Street in Warsaw, Poland

Przy Bażantarni Street (Ulica Przy Bażantarni) is a street in the Ursynów district of Warsaw, Poland.

==History==
The name of the street originates from a pheasantry (bażanciarnia), an object that no longer exists, established during the reign of King John III Sobieski to enhance hunting activities, alongside a zoo.

Between 1780 and 1782, August Czartoryski constructed a neoclassical palace on the site of the former pheasantry, designed by Szymon Bogumił Zug. The palace underwent numerous reconstructions, and in the 19th century, its name was changed from Bażantarnia to Natolin in honor of Natalia Potocka.

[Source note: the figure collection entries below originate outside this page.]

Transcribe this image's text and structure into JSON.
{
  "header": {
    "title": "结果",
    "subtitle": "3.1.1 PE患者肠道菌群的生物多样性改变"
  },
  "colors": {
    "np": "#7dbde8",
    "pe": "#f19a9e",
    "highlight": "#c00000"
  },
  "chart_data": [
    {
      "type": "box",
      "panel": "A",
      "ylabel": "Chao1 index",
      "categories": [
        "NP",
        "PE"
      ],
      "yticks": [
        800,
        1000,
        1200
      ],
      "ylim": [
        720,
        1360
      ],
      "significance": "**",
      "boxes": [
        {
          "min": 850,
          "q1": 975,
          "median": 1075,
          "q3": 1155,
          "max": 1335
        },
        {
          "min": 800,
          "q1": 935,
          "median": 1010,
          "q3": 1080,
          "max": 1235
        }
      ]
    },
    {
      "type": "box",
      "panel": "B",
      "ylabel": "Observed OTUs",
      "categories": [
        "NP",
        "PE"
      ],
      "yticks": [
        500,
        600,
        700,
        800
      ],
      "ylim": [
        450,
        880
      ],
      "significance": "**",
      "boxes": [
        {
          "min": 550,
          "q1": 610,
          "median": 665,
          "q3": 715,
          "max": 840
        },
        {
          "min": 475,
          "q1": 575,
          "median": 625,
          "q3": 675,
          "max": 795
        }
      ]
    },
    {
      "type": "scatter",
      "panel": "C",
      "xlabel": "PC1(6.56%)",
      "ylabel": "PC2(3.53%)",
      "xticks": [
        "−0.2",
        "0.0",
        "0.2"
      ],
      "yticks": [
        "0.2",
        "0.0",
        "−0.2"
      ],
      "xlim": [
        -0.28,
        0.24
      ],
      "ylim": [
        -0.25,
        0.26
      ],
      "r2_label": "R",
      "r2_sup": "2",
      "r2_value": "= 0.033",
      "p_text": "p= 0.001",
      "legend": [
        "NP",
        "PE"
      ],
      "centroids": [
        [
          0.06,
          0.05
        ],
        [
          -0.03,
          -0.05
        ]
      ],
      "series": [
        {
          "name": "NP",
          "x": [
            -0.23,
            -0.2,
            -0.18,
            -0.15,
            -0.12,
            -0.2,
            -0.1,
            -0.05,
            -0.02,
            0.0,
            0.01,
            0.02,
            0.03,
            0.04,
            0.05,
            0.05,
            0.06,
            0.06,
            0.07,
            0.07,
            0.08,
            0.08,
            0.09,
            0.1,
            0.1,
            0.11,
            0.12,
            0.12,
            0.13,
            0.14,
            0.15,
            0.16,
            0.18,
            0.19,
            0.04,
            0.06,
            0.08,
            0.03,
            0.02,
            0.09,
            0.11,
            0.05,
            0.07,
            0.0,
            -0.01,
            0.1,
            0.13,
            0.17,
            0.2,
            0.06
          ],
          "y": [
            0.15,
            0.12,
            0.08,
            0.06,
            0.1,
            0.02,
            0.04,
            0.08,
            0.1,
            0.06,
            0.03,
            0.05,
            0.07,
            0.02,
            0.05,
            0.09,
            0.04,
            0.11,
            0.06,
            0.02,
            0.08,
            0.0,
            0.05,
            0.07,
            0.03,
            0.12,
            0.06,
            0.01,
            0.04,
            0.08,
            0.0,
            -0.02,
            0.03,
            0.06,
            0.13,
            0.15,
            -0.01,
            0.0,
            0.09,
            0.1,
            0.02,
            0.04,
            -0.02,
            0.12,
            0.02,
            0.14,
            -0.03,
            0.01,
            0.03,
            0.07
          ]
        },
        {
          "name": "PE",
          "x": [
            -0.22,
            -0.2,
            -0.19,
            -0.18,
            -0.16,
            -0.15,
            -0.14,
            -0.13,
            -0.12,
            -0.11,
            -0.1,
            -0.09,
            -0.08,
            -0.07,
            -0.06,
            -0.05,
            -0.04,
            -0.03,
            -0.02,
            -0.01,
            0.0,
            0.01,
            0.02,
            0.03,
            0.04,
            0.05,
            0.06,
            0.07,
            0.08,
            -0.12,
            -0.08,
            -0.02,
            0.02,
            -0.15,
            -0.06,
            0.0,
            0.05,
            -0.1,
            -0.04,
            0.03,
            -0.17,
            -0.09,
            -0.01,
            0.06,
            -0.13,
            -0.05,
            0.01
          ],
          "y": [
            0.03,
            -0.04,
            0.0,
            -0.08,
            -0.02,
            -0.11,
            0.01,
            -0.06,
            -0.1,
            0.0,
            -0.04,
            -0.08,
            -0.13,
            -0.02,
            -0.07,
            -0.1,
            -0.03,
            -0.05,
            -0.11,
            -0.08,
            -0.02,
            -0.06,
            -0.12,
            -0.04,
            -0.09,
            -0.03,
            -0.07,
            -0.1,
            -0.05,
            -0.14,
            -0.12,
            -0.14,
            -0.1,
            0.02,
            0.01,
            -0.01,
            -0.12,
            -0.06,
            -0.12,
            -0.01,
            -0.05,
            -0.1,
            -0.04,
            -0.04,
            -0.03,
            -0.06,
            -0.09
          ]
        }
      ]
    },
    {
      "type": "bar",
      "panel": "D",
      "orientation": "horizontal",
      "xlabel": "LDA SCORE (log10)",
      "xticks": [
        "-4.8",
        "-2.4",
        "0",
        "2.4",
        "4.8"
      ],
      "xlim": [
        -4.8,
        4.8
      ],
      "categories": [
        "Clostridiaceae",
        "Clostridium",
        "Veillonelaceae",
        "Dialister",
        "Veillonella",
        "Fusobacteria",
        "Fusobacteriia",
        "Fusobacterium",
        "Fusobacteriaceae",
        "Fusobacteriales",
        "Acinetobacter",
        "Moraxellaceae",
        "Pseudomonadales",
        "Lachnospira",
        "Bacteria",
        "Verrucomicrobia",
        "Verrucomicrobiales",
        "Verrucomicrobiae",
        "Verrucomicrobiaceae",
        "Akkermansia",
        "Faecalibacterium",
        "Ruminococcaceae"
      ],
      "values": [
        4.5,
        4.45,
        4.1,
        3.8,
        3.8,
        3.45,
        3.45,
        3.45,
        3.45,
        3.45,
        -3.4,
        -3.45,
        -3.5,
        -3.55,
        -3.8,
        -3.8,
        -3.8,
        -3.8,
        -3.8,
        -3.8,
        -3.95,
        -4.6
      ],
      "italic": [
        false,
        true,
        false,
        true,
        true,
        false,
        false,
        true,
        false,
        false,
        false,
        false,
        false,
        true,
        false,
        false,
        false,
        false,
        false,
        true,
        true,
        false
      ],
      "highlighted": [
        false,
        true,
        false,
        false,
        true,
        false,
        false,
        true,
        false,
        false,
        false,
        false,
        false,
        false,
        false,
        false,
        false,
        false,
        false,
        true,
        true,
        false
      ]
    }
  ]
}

==More important objects==
- The Church of Blessed Ladislas of Gielniów (3 Przy Bażantarni Street), erected in 1988
- János Esterházy Monument (3 Przy Bażantarni Street)
- A complex of sports facilities built as part of the Orlik 2012 program (a football field and a multi-functional volleyball and basketball field with a sanitary and changing room building; opened on December 12, 2008, the cost of the 1.5-month construction was PLN 2 million). On March 2, 2010, Polish and Hungarian delegations, headed by Prime Ministers Donald Tusk and Gordon Bajnai, played on this pitch;
- Przy Bażantarni Park (between Przy Bażantarni and Jeżewskiego Streets), established in 2008–2011.